Thanks for the superlative info! Most of my days are spent making and working with mutated mice, but in college it was all chemistry/pharmacology. Thanks for making me remember how much fun it can be!

Leopold
05-16-2012, 07:22
Indeed. It is probably one of Todd's explanations that explains the butterscotch quality of ND OT in the 70's and early 80's, but I guess we'll never know for sure.

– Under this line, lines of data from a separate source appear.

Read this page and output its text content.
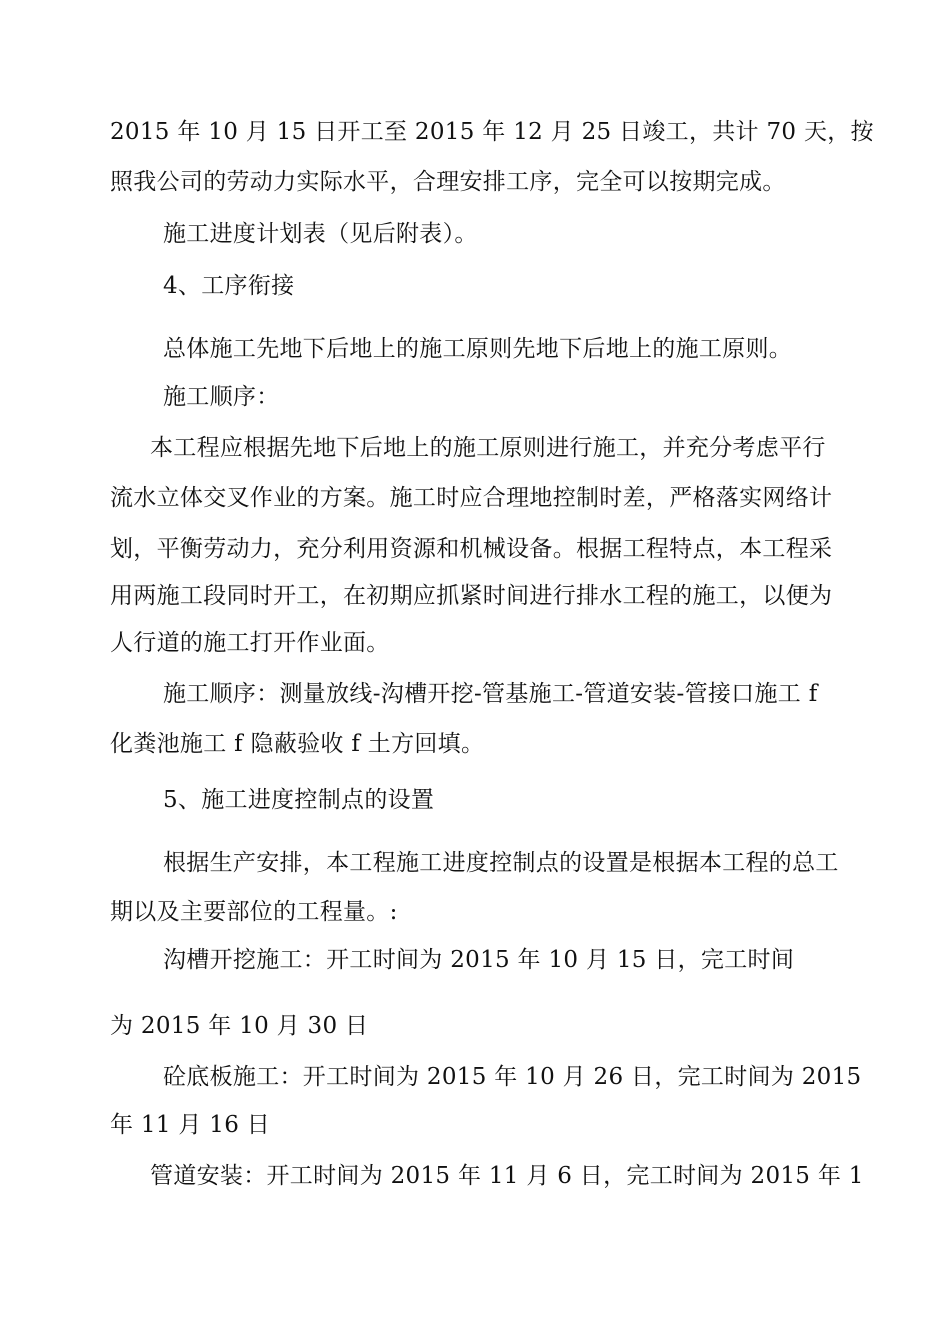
2015 年 10 月 15 日开工至 2015 年 12 月 25 日竣工，共计 70 天，按
照我公司的劳动力实际水平，合理安排工序，完全可以按期完成。
施工进度计划表（见后附表）。
4、工序衔接
总体施工先地下后地上的施工原则先地下后地上的施工原则。
施工顺序：
本工程应根据先地下后地上的施工原则进行施工，并充分考虑平行
流水立体交叉作业的方案。施工时应合理地控制时差，严格落实网络计
划，平衡劳动力，充分利用资源和机械设备。根据工程特点，本工程采
用两施工段同时开工，在初期应抓紧时间进行排水工程的施工，以便为
人行道的施工打开作业面。
施工顺序：测量放线-沟槽开挖-管基施工-管道安装-管接口施工 f
化粪池施工 f 隐蔽验收 f 土方回填。
5、施工进度控制点的设置
根据生产安排，本工程施工进度控制点的设置是根据本工程的总工
期以及主要部位的工程量。:
沟槽开挖施工：开工时间为 2015 年 10 月 15 日，完工时间
为 2015 年 10 月 30 日
砼底板施工：开工时间为 2015 年 10 月 26 日，完工时间为 2015
年 11 月 16 日
管道安装：开工时间为 2015 年 11 月 6 日，完工时间为 2015 年 1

What it does suggest too though (to me) is that "errors" can sometimes make fine whiskey...

Gary

Agree 1000% I would argue that it's all the little procedural imperfections that give beer/whiskey/whatever house flavor, and sometimes, to borrow a wine term, terroir. At our shop we do everything we can to produce house flavors and terroir.

As a modern distiller, for the most part select yeast that produce little or no diacetyl and attenuates fully. This way, you don't have to worry about needing the distiller's beer to long enough to for the yeast to reduce various maturation compounds.

The differences between beer and spirits fermentation are quite fascinating in that because distillers ferment at alarming high temperatures (alarming to brewers, that is) massive maturation compounds are formed that aren't always reduced, giving character to the distillate. However, maturation of things like diacetyl are indeed temperature sensitive, so although fermenting in the 90's F can give you unreal amounts of diacetyl, it is also reduced in a matter of hours rather than weeks, as is the case of traditional lager brewing where you're fermenting in the 40's and 30's.

It's been quite fun and interesting for me going from one style of fermentation to the other. Ale Yeast strains that I've used to ferment beers in the 60's F behave completely differently in the 70's F when I'm fermenting for spirits.

Bourbon Boiler
05-16-2012, 15:17
Thanks to all of you, particularly the insiders for expanding this whiskey nerd's knowledge.